Science

It is not at all unusual for the instruments designed and build by the University of Leicester’s Space Research Centre  (SRC) to look back in time;  the immense scale of the Universe and the finite speed of light ensure that this is the case. In Representing Re-Formation, however, the objects of interest are not distant galaxies, but the ornate, carved renaissance tombs of the Howard Dukes of Norfolk.  Their era is the nearby mid-sixteenth century, rather than the unimaginable thirteen billion years back to the Big Bang.

The  SRC, part of the Leicester Department of Physics and Astronomy, has been housed since 1998 in the purpose-built Michael Atiyah Building.  Its programme includes significant hardware involvements  in the James Webb Space Telescope – the successor to the Hubble Space Telescope – and missions to  the planets Mercury, Mars and Jupiter. The SRC has also built a reputation, within the University of Leicester and well beyond, for spinning-off  its sensor technologies  not only into industrial applications but also into inter-disciplinary research collaborations,  usually in the life sciences and medicine,  but now, through the Science and Heritage initiative of AHRC and EPSRC, reaching into the Arts and Humanities.

The SRC brings to the project the computer infrastructure required to manage the 3D scanning and virtual disassembly/reassembly of two of the Howard Tombs at Framlingham in Suffolk, in order to virtually reconstruct their original state, as well as the laboratory environment needed to store and study the physical fragments unearthed at Thetford in the nineteen-thirties.

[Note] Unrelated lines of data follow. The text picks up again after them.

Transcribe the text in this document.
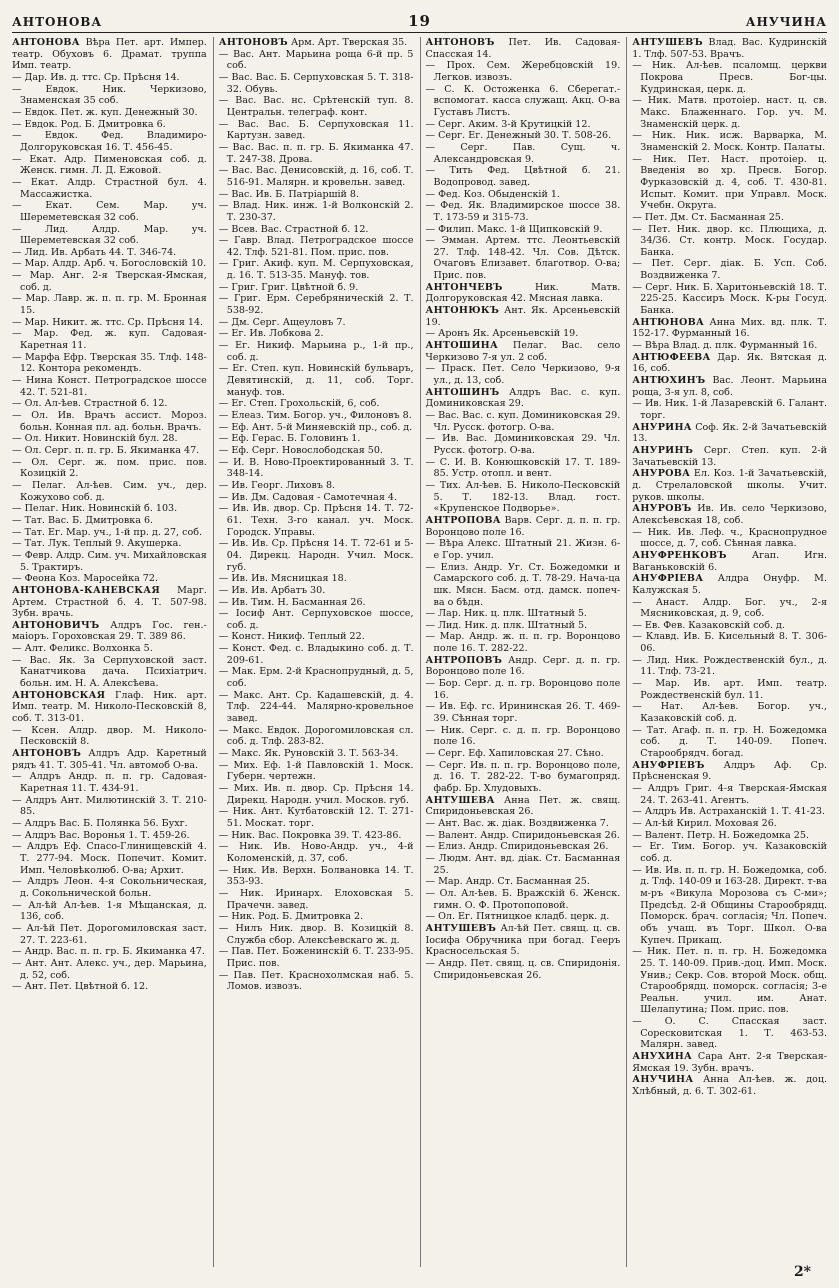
АНТОНОВА	19	АНУЧИНА
АНТОНОВА Вѣра Пет. арт. Импер. театр. Обуховъ 6. Драмат. труппа Имп. театр.
— Дар. Ив. д. ттс. Ср. Прѣсня 14.
— Евдок. Ник. Черкизово, Знаменская 35 соб.
— Евдок. Пет. ж. куп. Денежный 30.
— Евдок. Род. Б. Дмитровка 6.
— Евдок. Фед. Владимиро-Долгоруковская 16. Т. 456-45.
— Екат. Адр. Пименовская соб. д. Женск. гимн. Л. Д. Ежовой.
— Екат. Алдр. Страстной бул. 4. Массажистка.
— Екат. Сем. Мар. уч. Шереметевская 32 соб.
— Лид. Алдр. Мар. уч. Шереметевская 32 соб.
— Лид. Ив. Арбать 44. Т. 346-74.
— Мар. Алдр. Арб. ч. Богословскій 10.
— Мар. Анг. 2-я Тверская-Ямская, соб. д.
— Мар. Лавр. ж. п. п. гр. М. Бронная 15.
— Мар. Никит. ж. ттс. Ср. Прѣсня 14.
— Мар. Фед. ж. куп. Садовая-Каретная 11.
— Марфа Ефр. Тверская 35. Тлф. 148-12. Контора рекомендъ.
— Нина Конст. Петроградское шоссе 42. Т. 521-81.
— Ол. Ал-ѣев. Страстной б. 12.
— Ол. Ив. Врачъ ассист. Мороз. больн. Конная пл. ад. больн. Врачъ.
— Ол. Никит. Новинскій бул. 28.
— Ол. Серг. п. п. гр. Б. Якиманка 47.
— Ол. Серг. ж. пом. прис. пов. Козицкій 2.
— Пелаг. Ал-ѣев. Сим. уч., дер. Кожухово соб. д.
— Пелаг. Ник. Новинскій б. 103.
— Тат. Вас. Б. Дмитровка 6.
— Тат. Ег. Мар. уч., 1-й пр. д. 27, соб.
— Тат. Лук. Теплый 9. Акушерка.
— Февр. Алдр. Сим. уч. Михайловская 5. Трактиръ.
— Феона Коз. Маросейка 72.
АНТОНОВА-КАНЕВСКАЯ Марг. Артем. Страстной б. 4. Т. 507-98. Зубн. врачь.
АНТОНОВИЧЪ Алдръ Гос. ген.-маіоръ. Гороховская 29. Т. 389 86.
— Алт. Феликс. Волхонка 5.
— Вас. Як. За Серпуховской заст. Канатчикова дача. Психіатрич. больн. им. Н. А. Алексѣева.
АНТОНОВСКАЯ Глаф. Ник. арт. Имп. театр. М. Николо-Песковскій 8, соб. Т. 313-01.
— Ксен. Алдр. двор. М. Николо-Песковскій 8.
АНТОНОВЪ Алдръ Адр. Каретный рядъ 41. Т. 305-41. Чл. автомоб О-ва.
— Алдръ Андр. п. п. гр. Садовая-Каретная 11. Т. 434-91.
— Алдръ Ант. Милютинскій 3. Т. 210-85.
— Алдръ Вас. Б. Полянка 56. Бухг.
— Алдръ Вас. Воронья 1. Т. 459-26.
— Алдръ Еф. Спасо-Глинищевскій 4. Т. 277-94. Моск. Попечит. Комит. Имп. Человѣколюб. О-ва; Архит.
— Алдръ Леон. 4-я Сокольническая, д. Сокольнической больн.
— Ал-ѣй Ал-ѣев. 1-я Мѣщанская, д. 136, соб.
— Ал-ѣй Пет. Дорогомиловская заст. 27. Т. 223-61.
— Андр. Вас. п. п. гр. Б. Якиманка 47.
— Ант. Ант. Алекс. уч., дер. Марьина, д. 52, соб.
— Ант. Пет. Цвѣтной б. 12.
АНТОНОВЪ Арм. Арт. Тверская 35.
— Вас. Ант. Марьина роща 6-й пр. 5 соб.
— Вас. Вас. Б. Серпуховская 5. Т. 318-32. Обувь.
— Вас. Вас. нс. Срѣтенскій туп. 8. Центральн. телеграф. конт.
— Вас. Вас. Б. Серпуховская 11. Картузн. завед.
— Вас. Вас. п. п. гр. Б. Якиманка 47. Т. 247-38. Дрова.
— Вас. Вас. Денисовскій, д. 16, соб. Т. 516-91. Малярн. и кровельн. завед.
— Вас. Ив. Б. Патріаршій 8.
— Влад. Ник. инж. 1-й Волконскій 2. Т. 230-37.
— Всев. Вас. Страстной б. 12.
— Гавр. Влад. Петроградское шоссе 42. Тлф. 521-81. Пом. прис. пов.
— Григ. Акиф. куп. М. Серпуховская, д. 16. Т. 513-35. Мануф. тов.
— Григ. Григ. Цвѣтной б. 9.
— Григ. Ерм. Серебряническій 2. Т. 538-92.
— Дм. Серг. Ащеуловъ 7.
— Ег. Ив. Лобкова 2.
— Ег. Никиф. Марьина р., 1-й пр., соб. д.
— Ег. Степ. куп. Новинскій бульваръ, Девятинскій, д. 11, соб. Торг. мануф. тов.
— Ег. Степ. Грохольскій, 6, соб.
— Елеаз. Тим. Богор. уч., Филоновъ 8.
— Еф. Ант. 5-й Миняевскій пр., соб. д.
— Еф. Герас. Б. Головинъ 1.
— Еф. Серг. Новослободская 50.
— И. В. Ново-Проектированный 3. Т. 348-14.
— Ив. Георг. Лиховъ 8.
— Ив. Дм. Садовая - Самотечная 4.
— Ив. Ив. двор. Ср. Прѣсня 14. Т. 72-61. Техн. 3-го канал. уч. Моск. Городск. Управы.
— Ив. Ив. Ср. Прѣсня 14. Т. 72-61 и 5-04. Дирекц. Народн. Учил. Моск. губ.
— Ив. Ив. Мясницкая 18.
— Ив. Ив. Арбатъ 30.
— Ив. Тим. Н. Басманная 26.
— Іосиф Ант. Серпуховское шоссе, соб. д.
— Конст. Никиф. Теплый 22.
— Конст. Фед. с. Владыкино соб. д. Т. 209-61.
— Мак. Ерм. 2-й Краснопрудный, д. 5, соб.
— Макс. Ант. Ср. Кадашевскій, д. 4. Тлф. 224-44. Малярно-кровельное завед.
— Макс. Евдок. Дорогомиловская сл. соб. д. Тлф. 283-82.
— Макс. Як. Руновскій 3. Т. 563-34.
— Мих. Еф. 1-й Павловскій 1. Моск. Губерн. чертежн.
— Мих. Ив. п. двор. Ср. Прѣсня 14. Дирекц. Народн. учил. Москов. губ.
— Ник. Ант. Кутбатовскій 12. Т. 271-51. Москат. торг.
— Ник. Вас. Покровка 39. Т. 423-86.
— Ник. Ив. Ново-Андр. уч., 4-й Коломенскій, д. 37, соб.
— Ник. Ив. Верхн. Болвановка 14. Т. 353-93.
— Ник. Иринарх. Елоховская 5. Прачечн. завед.
— Ник. Род. Б. Дмитровка 2.
— Нилъ Ник. двор. В. Козицкій 8. Служба сбор. Алексѣевскаго ж. д.
— Пав. Пет. Боженинскій 6. Т. 233-95. Прис. пов.
— Пав. Пет. Краснохолмская наб. 5. Ломов. извозъ.
АНТОНОВЪ Пет. Ив. Садовая-Спасская 14.
— Прох. Сем. Жеребцовскій 19. Легков. извозъ.
— С. К. Остоженка 6. Сберегат.-вспомогат. касса служащ. Акц. О-ва Густавъ Листъ.
— Серг. Аким. 3-й Крутицкій 12.
— Серг. Ег. Денежный 30. Т. 508-26.
— Серг. Пав. Сущ. ч. Александровская 9.
— Тить Фед. Цвѣтной б. 21. Водопровод. завед.
— Фед. Коз. Обыденскій 1.
— Фед. Як. Владимирское шоссе 38. Т. 173-59 и 315-73.
— Филип. Макс. 1-й Щипковскій 9.
— Эмман. Артем. ттс. Леонтьевскій 27. Тлф. 148-42. Чл. Сов. Дѣтск. Очаговъ Елизавет. благотвор. О-ва; Прис. пов.
АНТОНЧЕВЪ Ник. Матв. Долгоруковская 42. Мясная лавка.
АНТОНЮКЪ Ант. Як. Арсеньевскій 19.
— Аронъ Як. Арсеньевскій 19.
АНТОШИНА Пелаг. Вас. село Черкизово 7-я ул. 2 соб.
— Праск. Пет. Село Черкизово, 9-я ул., д. 13, соб.
АНТОШИНЪ Алдръ Вас. с. куп. Доминиковская 29.
— Вас. Вас. с. куп. Доминиковская 29. Чл. Русск. фотогр. О-ва.
— Ив. Вас. Доминиковская 29. Чл. Русск. фотогр. О-ва.
— С. И. В. Конюшковскій 17. Т. 189-85. Устр. отопл. и вент.
— Тих. Ал-ѣев. Б. Николо-Песковскій 5. Т. 182-13. Влад. гост. «Крупенское Подворье».
АНТРОПОВА Варв. Серг. д. п. п. гр. Воронцово поле 16.
— Вѣра Алекс. Штатный 21. Жизн. 6-е Гор. учил.
— Елиз. Андр. Уг. Ст. Божедомки и Самарского соб. д. Т. 78-29. Нача-ца шк. Мясн. Басм. отд. дамск. попеч-ва о бѣдн.
— Лар. Ник. ц. плк. Штатный 5.
— Лид. Ник. д. плк. Штатный 5.
— Мар. Андр. ж. п. п. гр. Воронцово поле 16. Т. 282-22.
АНТРОПОВЪ Андр. Серг. д. п. гр. Воронцово поле 16.
— Бор. Серг. д. п. гр. Воронцово поле 16.
— Ив. Еф. гс. Ирининская 26. Т. 469-39. Сѣнная торг.
— Ник. Серг. с. д. п. гр. Воронцово поле 16.
— Серг. Еф. Хапиловская 27. Сѣно.
— Серг. Ив. п. п. гр. Воронцово поле, д. 16. Т. 282-22. Т-во бумагопряд. фабр. Бр. Хлудовыхъ.
АНТУШЕВА Анна Пет. ж. свящ. Спиридоньевская 26.
— Ант. Вас. ж. діак. Воздвиженка 7.
— Валент. Андр. Спиридоньевская 26.
— Елиз. Андр. Спиридоньевская 26.
— Людм. Ант. вд. діак. Ст. Басманная 25.
— Мар. Андр. Ст. Басманная 25.
— Ол. Ал-ѣев. Б. Вражскій 6. Женск. гимн. О. Ф. Протопоповой.
— Ол. Ег. Пятницкое кладб. церк. д.
АНТУШЕВЪ Ал-ѣй Пет. свящ. ц. св. Іосифа Обручника при богад. Гееръ Красносельская 5.
— Андр. Пет. свящ. ц. св. Спиридонія. Спиридоньевская 26.
АНТУШЕВЪ Влад. Вас. Кудринскій 1. Тлф. 507-53. Врачъ.
— Ник. Ал-ѣев. псаломщ. церкви Покрова Пресв. Бог-цы. Кудринская, церк. д.
— Ник. Матв. протоіер. наст. ц. св. Макс. Блаженнаго. Гор. уч. М. Знаменскій церк. д.
— Ник. Ник. исж. Варварка, М. Знаменскій 2. Моск. Контр. Палаты.
— Ник. Пет. Наст. протоіер. ц. Введенія во хр. Пресв. Богор. Фурказовскій д. 4, соб. Т. 430-81. Испыт. Комит. при Управл. Моск. Учебн. Округа.
— Пет. Дм. Ст. Басманная 25.
— Пет. Ник. двор. кс. Плющиха, д. 34/36. Ст. контр. Моск. Государ. Банка.
— Пет. Серг. діак. Б. Усп. Соб. Воздвиженка 7.
— Серг. Ник. Б. Харитоньевскій 18. Т. 225-25. Кассиръ Моск. К-ры Госуд. Банка.
АНТЮНОВА Анна Мих. вд. плк. Т. 152-17. Фурманный 16.
— Вѣра Влад. д. плк. Фурманный 16.
АНТЮФЕЕВА Дар. Як. Вятская д. 16, соб.
АНТЮХИНЪ Вас. Леонт. Марьина роща, 3-я ул. 8, соб.
— Ив. Ник. 1-й Лазаревскій 6. Галант. торг.
АНУРИНА Соф. Як. 2-й Зачатьевскій 13.
АНУРИНЪ Серг. Степ. куп. 2-й Зачатьевскій 13.
АНУРОВА Ел. Коз. 1-й Зачатьевскій, д. Стрелаловской школы. Учит. руков. школы.
АНУРОВЪ Ив. Ив. село Черкизово, Алексѣевская 18, соб.
— Ник. Ив. Леф. ч., Краснопрудное шоссе, д. 7, соб. Сѣнная лавка.
АНУФРЕНКОВЪ Агап. Игн. Ваганьковскій 6.
АНУФРІЕВА Алдра Онуфр. М. Калужская 5.
— Анаст. Алдр. Бог. уч., 2-я Мясниковская, д. 9, соб.
— Ев. Фев. Казаковскій соб. д.
— Клавд. Ив. Б. Кисельный 8. Т. 306-06.
— Лид. Ник. Рождественскій бул., д. 11. Тлф. 73-21.
— Мар. Ив. арт. Имп. театр. Рождественскій бул. 11.
— Нат. Ал-ѣев. Богор. уч., Казаковскій соб. д.
— Тат. Агаф. п. п. гр. Н. Божедомка соб. д. Т. 140-09. Попеч. Старообрядч. богад.
АНУФРІЕВЪ Алдръ Аф. Ср. Прѣсненская 9.
— Алдръ Григ. 4-я Тверская-Ямская 24. Т. 263-41. Агентъ.
— Алдръ Ив. Астраханскій 1. Т. 41-23.
— Ал-ѣй Кирил. Моховая 26.
— Валент. Петр. Н. Божедомка 25.
— Ег. Тим. Богор. уч. Казаковскій соб. д.
— Ив. Ив. п. п. гр. Н. Божедомка, соб. д. Тлф. 140-09 и 163-28. Директ. т-ва м-ръ «Викула Морозова съ С-ми»; Предсѣд. 2-й Общины Старообрядц. Поморск. брач. согласія; Чл. Попеч. объ учащ. въ Торг. Школ. О-ва Купеч. Прикащ.
— Ник. Пет. п. п. гр. Н. Божедомка 25. Т. 140-09. Прив.-доц. Имп. Моск. Унив.; Секр. Сов. второй Моск. общ. Старообрядц. поморск. согласія; 3-е Реальн. учил. им. Анат. Шелапутина; Пом. прис. пов.
— О. С. Спасская заст. Соресковитская 1. Т. 463-53. Малярн. завед.
АНУХИНА Сара Ант. 2-я Тверская-Ямская 19. Зубн. врачъ.
АНУЧИНА Анна Ал-ѣев. ж. доц. Хлѣбный, д. 6. Т. 302-61.
2*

Some of these fragments seem to have belonged to the Framlingham monuments in their first state, when they were originally planned to stand in Thetford Priory. other excavated fragments were part of earlier Ducal monuments, as yet unpublished and unstudied. X-ray fluorescence and optical reflectance spectroscopy are available to characterise the actual materials  of the Tombs.

The SRC project team consists of Professor George Fraser (Co-Investigator and Director of the Space Research Centre), Ms. Nishad Karim (PhD student) and Piyal Samara-Ratna (Mechanical Engineer).